Le 1/4 Dauphiné rend les armes

Héritier des escadrilles SPA 37 « Charognards », SPA 81 « Lévriers » et SPA 92 « Lion de Belfort » créées lors la Première Guerre Mondiale, l’histoire du Dauphiné commence en 1933 lorsqu’il est prend l’appellation de groupe de chasse II/3.

En 1940, il prend part aux combats de la Campagne de France avec des Dewoitine 520, qui sont alors parmi les avions les plus performants de la jeune armée de l’Air française. Redéployé en Algérie devant l’avancée allemande, le Dauphiné reprend le combat quelques mois plus tard avec des appareils américains, notamment des P-47 D Thunderbolt.

A la fin du conflit, il prend la dénomination de groupe de chasse I/4 Dauphiné et s’envole avec ses Spitfire récemment perçus vers l’Indochine.

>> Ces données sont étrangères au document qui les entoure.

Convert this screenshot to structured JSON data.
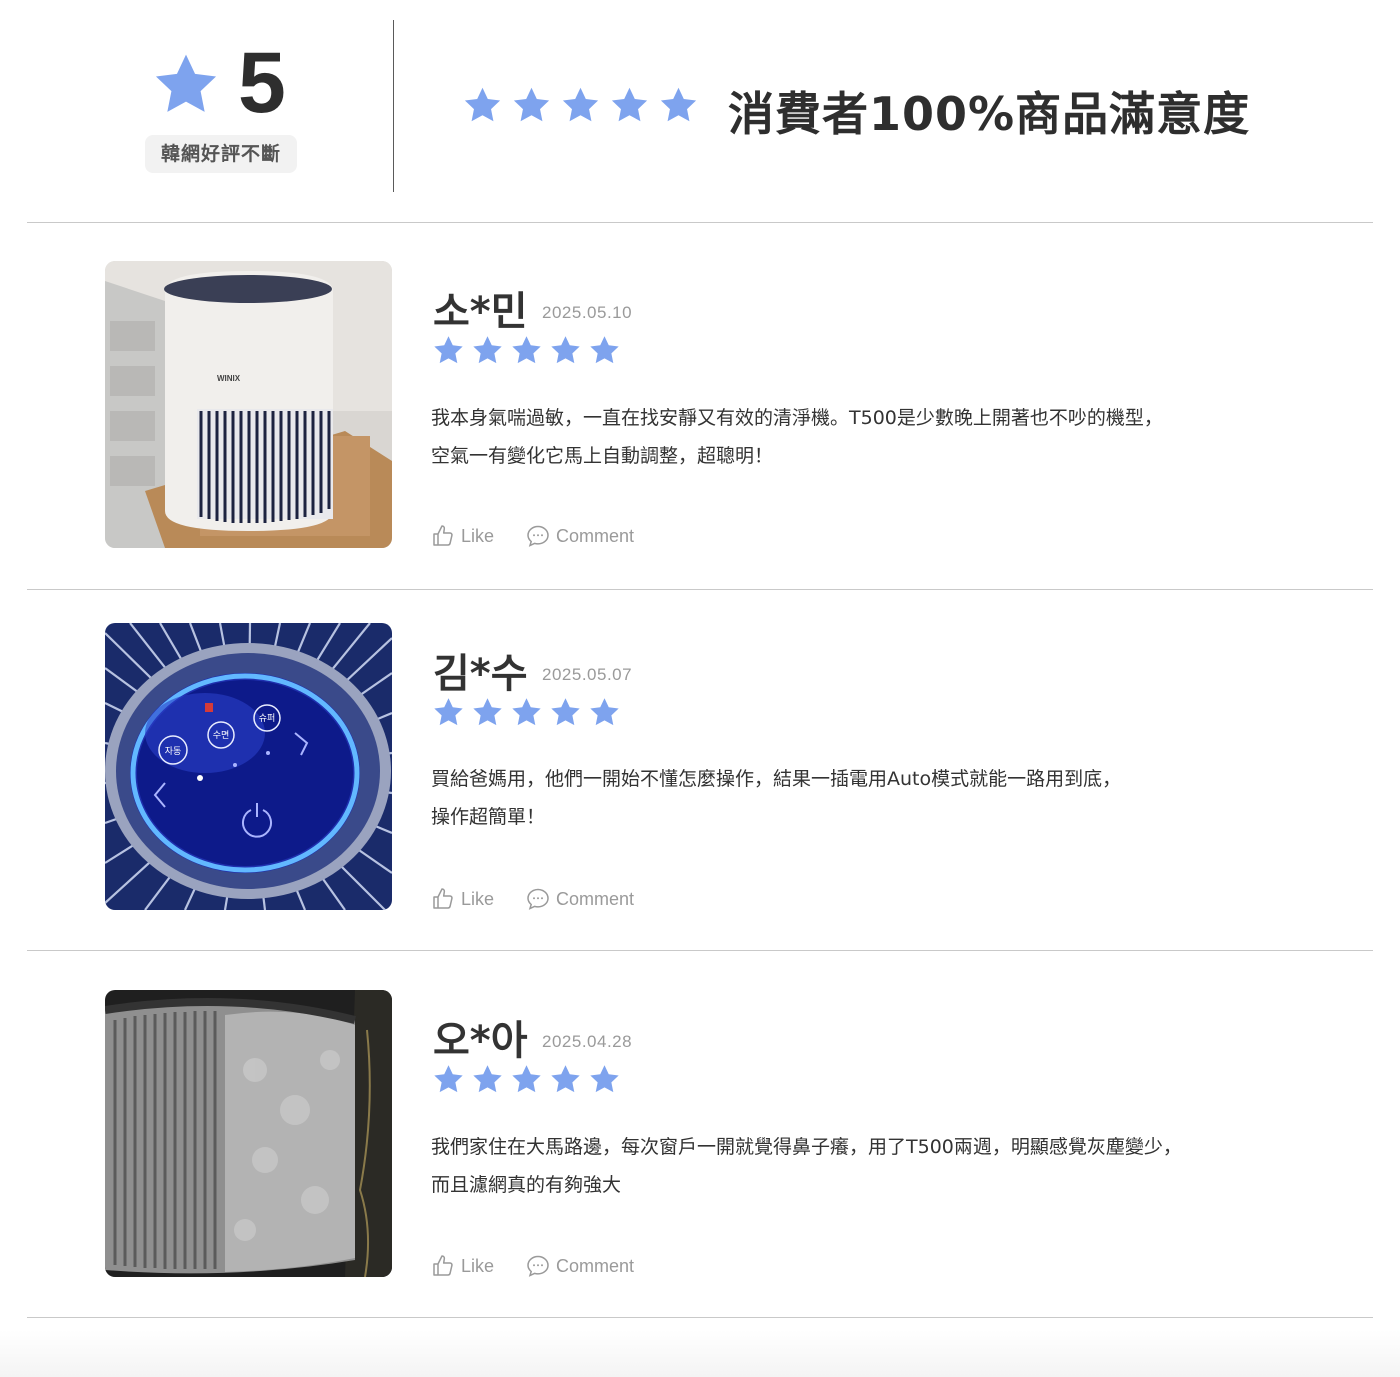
{
  "colors": {
    "star": "#7ea3ee",
    "text": "#2e2e2e",
    "muted": "#9a9a9a",
    "divider": "#c9c9c9"
  },
  "header": {
    "rating_value": "5",
    "rating_badge": "韓網好評不斷",
    "star_count": 5,
    "title": "消費者100%商品滿意度"
  },
  "reviews": [
    {
      "name": "소*민",
      "date": "2025.05.10",
      "stars": 5,
      "text_line1": "我本身氣喘過敏，一直在找安靜又有效的清淨機。T500是少數晚上開著也不吵的機型，",
      "text_line2": "空氣一有變化它馬上自動調整，超聰明！",
      "like_label": "Like",
      "comment_label": "Comment",
      "photo_icon": "air-purifier-photo",
      "photo_brand": "WINIX"
    },
    {
      "name": "김*수",
      "date": "2025.05.07",
      "stars": 5,
      "text_line1": "買給爸媽用，他們一開始不懂怎麼操作，結果一插電用Auto模式就能一路用到底，",
      "text_line2": "操作超簡單！",
      "like_label": "Like",
      "comment_label": "Comment",
      "photo_icon": "control-panel-photo",
      "photo_labels": [
        "자동",
        "수면",
        "슈퍼"
      ]
    },
    {
      "name": "오*아",
      "date": "2025.04.28",
      "stars": 5,
      "text_line1": "我們家住在大馬路邊，每次窗戶一開就覺得鼻子癢，用了T500兩週，明顯感覺灰塵變少，",
      "text_line2": "而且濾網真的有夠強大",
      "like_label": "Like",
      "comment_label": "Comment",
      "photo_icon": "dusty-filter-photo"
    }
  ]
}
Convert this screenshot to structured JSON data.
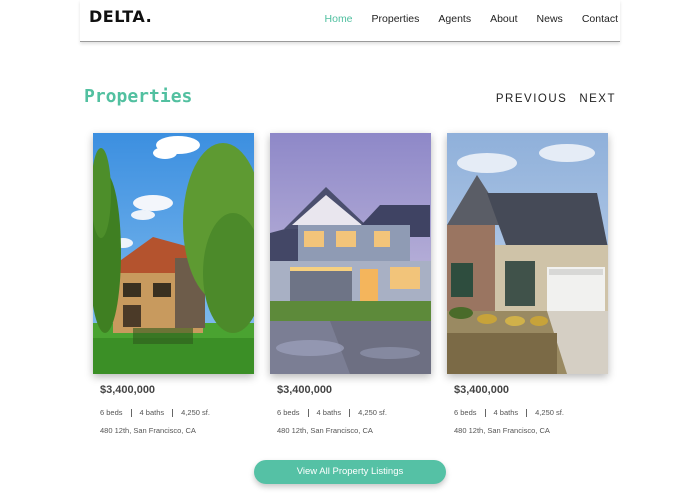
{
  "header": {
    "logo": "DELTA.",
    "nav": [
      "Home",
      "Properties",
      "Agents",
      "About",
      "News",
      "Contact"
    ],
    "active_nav": "Home"
  },
  "section": {
    "title": "Properties",
    "previous": "PREVIOUS",
    "next": "NEXT"
  },
  "properties": [
    {
      "price": "$3,400,000",
      "beds": "6 beds",
      "baths": "4 baths",
      "area": "4,250 sf.",
      "address": "480 12th, San Francisco, CA",
      "image": "brick-house-with-trees"
    },
    {
      "price": "$3,400,000",
      "beds": "6 beds",
      "baths": "4 baths",
      "area": "4,250 sf.",
      "address": "480 12th, San Francisco, CA",
      "image": "two-story-house-at-dusk"
    },
    {
      "price": "$3,400,000",
      "beds": "6 beds",
      "baths": "4 baths",
      "area": "4,250 sf.",
      "address": "480 12th, San Francisco, CA",
      "image": "stone-house-with-garage"
    }
  ],
  "cta": {
    "label": "View All Property Listings"
  },
  "colors": {
    "accent": "#52c0a0",
    "button": "#55c1a5"
  }
}
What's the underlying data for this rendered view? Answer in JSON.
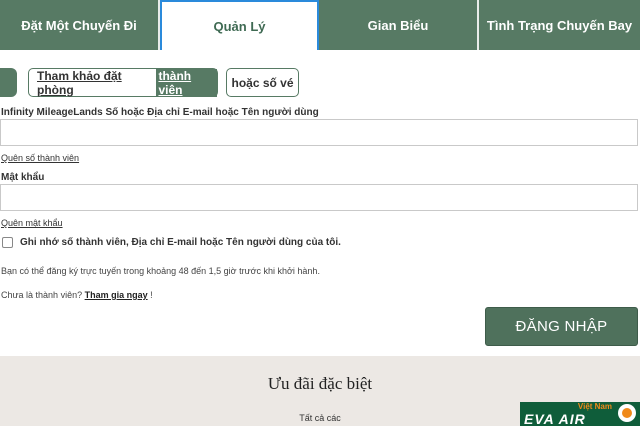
{
  "nav": {
    "tabs": [
      {
        "label": "Đặt Một Chuyến Đi"
      },
      {
        "label": "Quản Lý"
      },
      {
        "label": "Gian Biểu"
      },
      {
        "label": "Tình Trạng Chuyến Bay"
      }
    ],
    "active_tab": "Quản Lý"
  },
  "lookup": {
    "booking_prefix": "Tham khảo đặt phòng",
    "booking_highlight": "thành viên",
    "ticket_label": "hoặc số vé"
  },
  "form": {
    "member_label": "Infinity MileageLands Số hoặc Địa chỉ E-mail hoặc Tên người dùng",
    "member_value": "",
    "forgot_member": "Quên số thành viên",
    "password_label": "Mật khẩu",
    "password_value": "",
    "forgot_password": "Quên mật khẩu",
    "remember_label": "Ghi nhớ số thành viên, Địa chỉ E-mail hoặc Tên người dùng của tôi.",
    "remember_checked": false,
    "checkin_info": "Bạn có thể đăng ký trực tuyến trong khoảng 48 đến 1,5 giờ trước khi khởi hành.",
    "join_prefix": "Chưa là thành viên?",
    "join_link": "Tham gia ngay",
    "join_suffix": "!",
    "login_button": "ĐĂNG NHẬP"
  },
  "promo": {
    "title": "Ưu đãi đặc biệt",
    "subtitle": "Tất cả các"
  },
  "logo": {
    "top_text": "Việt Nam",
    "main_text": "EVA AIR",
    "brand_color": "#0f5d3a",
    "accent_color": "#f08a1a"
  },
  "colors": {
    "primary_green": "#577a64",
    "active_border": "#2a8adb"
  }
}
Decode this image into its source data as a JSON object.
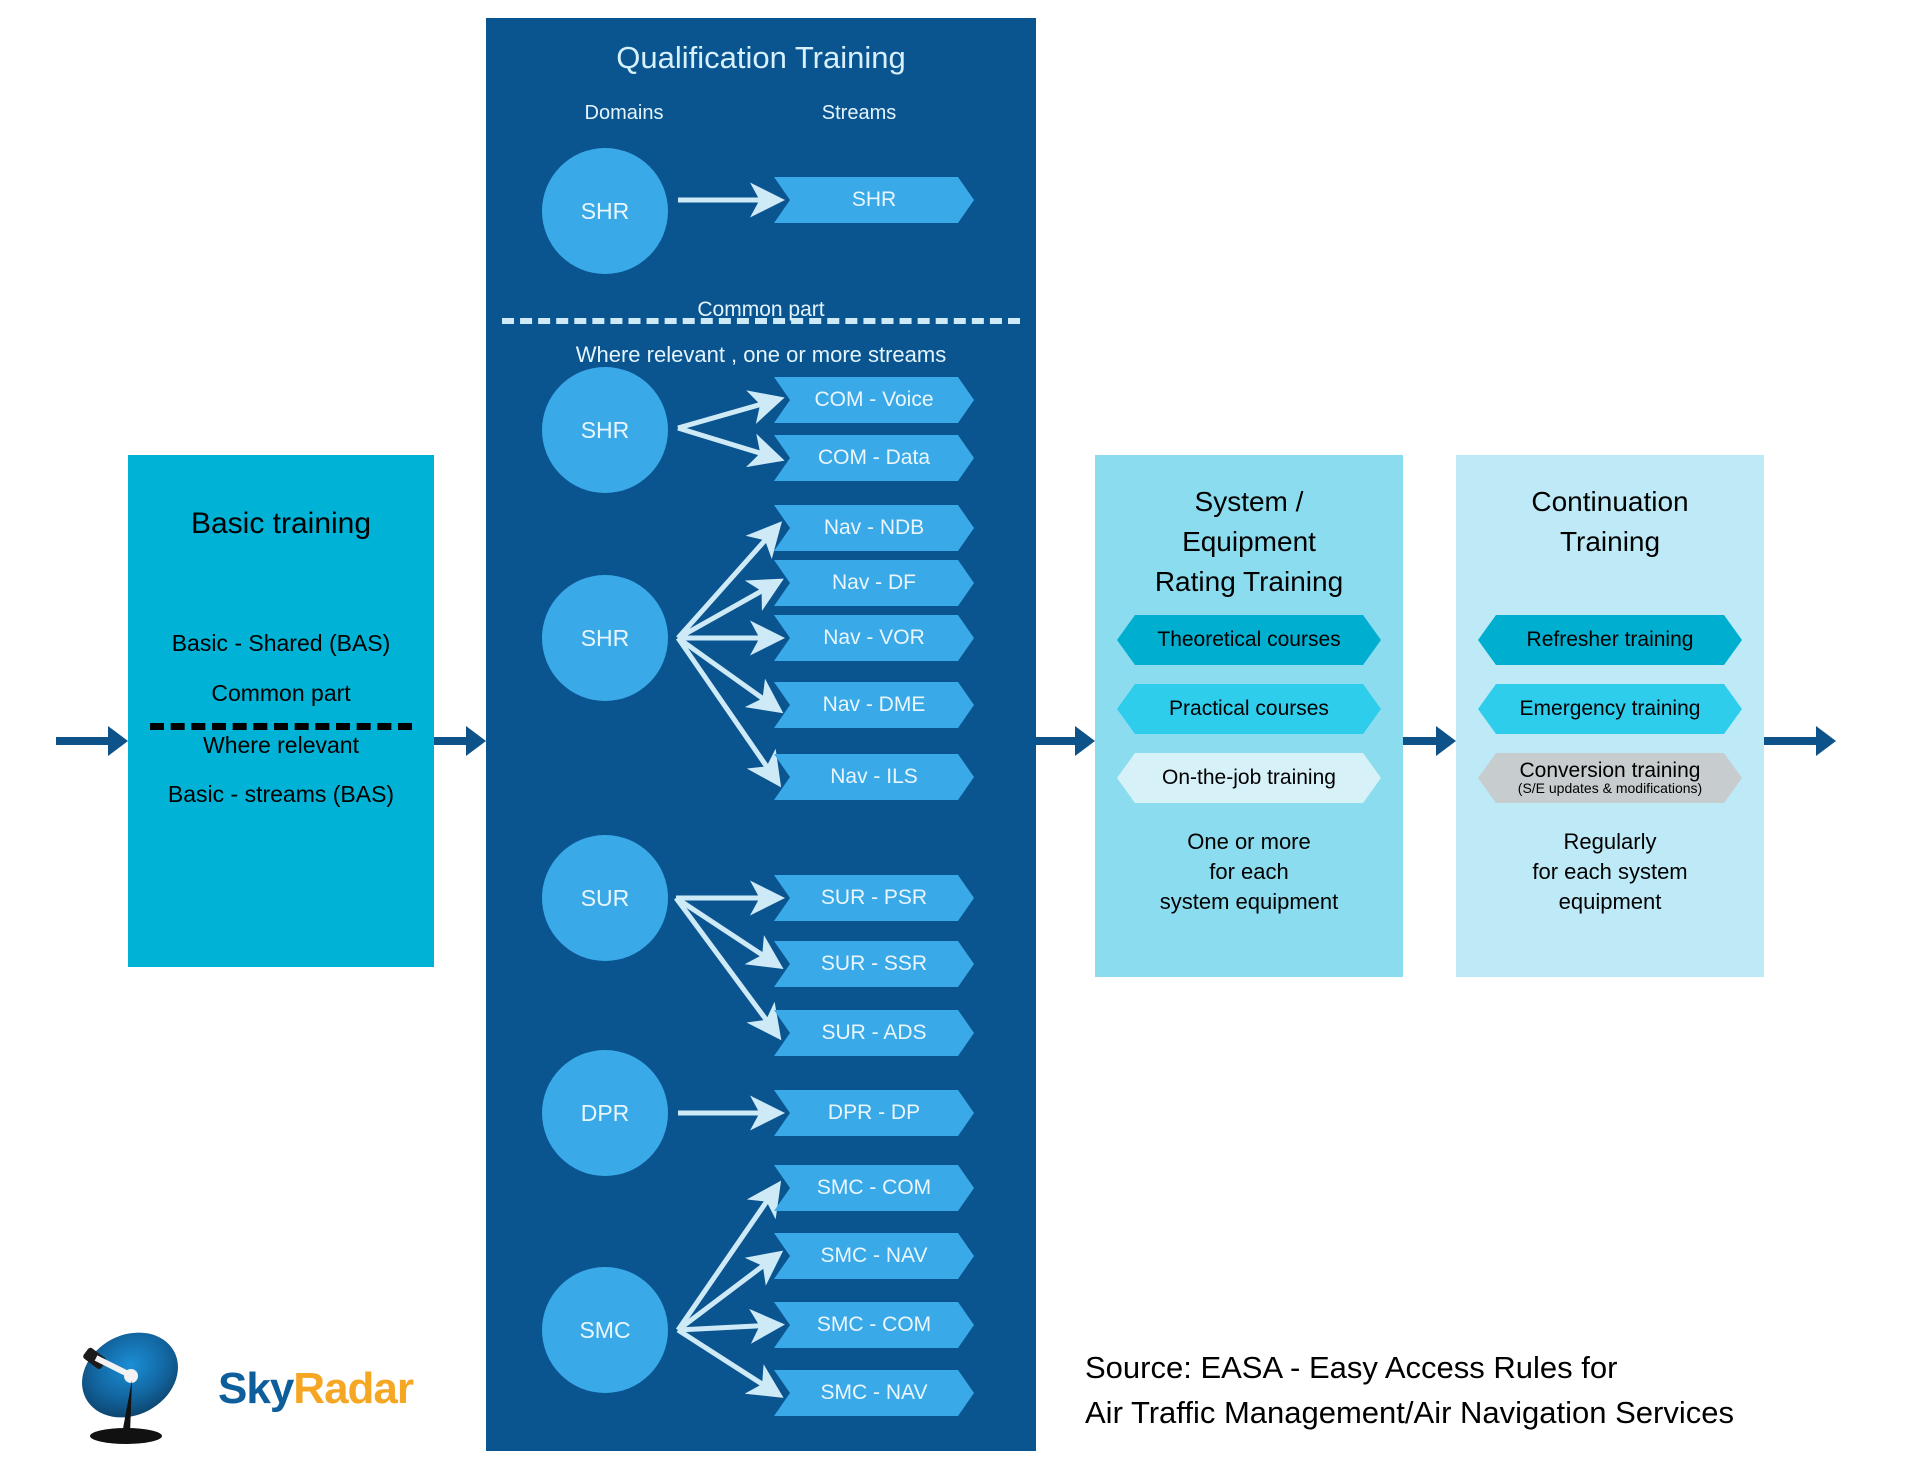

Après 16 mois de mission, il s’installe à Friedrichshaffen (Allemagne) et reçoit ses premiers avions à réaction, en l’occurrence des Vampire MK V britanniques. Il est alors rebatisé Escadron de chasse 1/4 Dauphiné.

De 1954 à 1957, il change à nouveau de monture pour le premier avion à réaction de conception française, à savoir le MD450 Ouragan de Dassault. En 1961, le 1/4 Dauphiné quitte l’Allemagne pour s’installer définitivement sur la base aérienne 116 de Luxeuil. Il est alors équipé d’avions américains de type F-84-F.

Jusqu’à présent spécialisé dans les missions d’appui feu et d’assaut, l’escadron prend une nouvelle dimension à la fin des années 1960 en mettant en oeuvre la bombe nucléaire tactique AN52.

Le Dauphiné prend un nouveau tournant en 1988, avec l’arrivée des Mirage 2000 N, associés au missle ASMP (Air Sol Moyenne Portée). Le 1er juillet de cette année-là, il est déclaré apte à prendre l’alerte opérationnelle nucléaire.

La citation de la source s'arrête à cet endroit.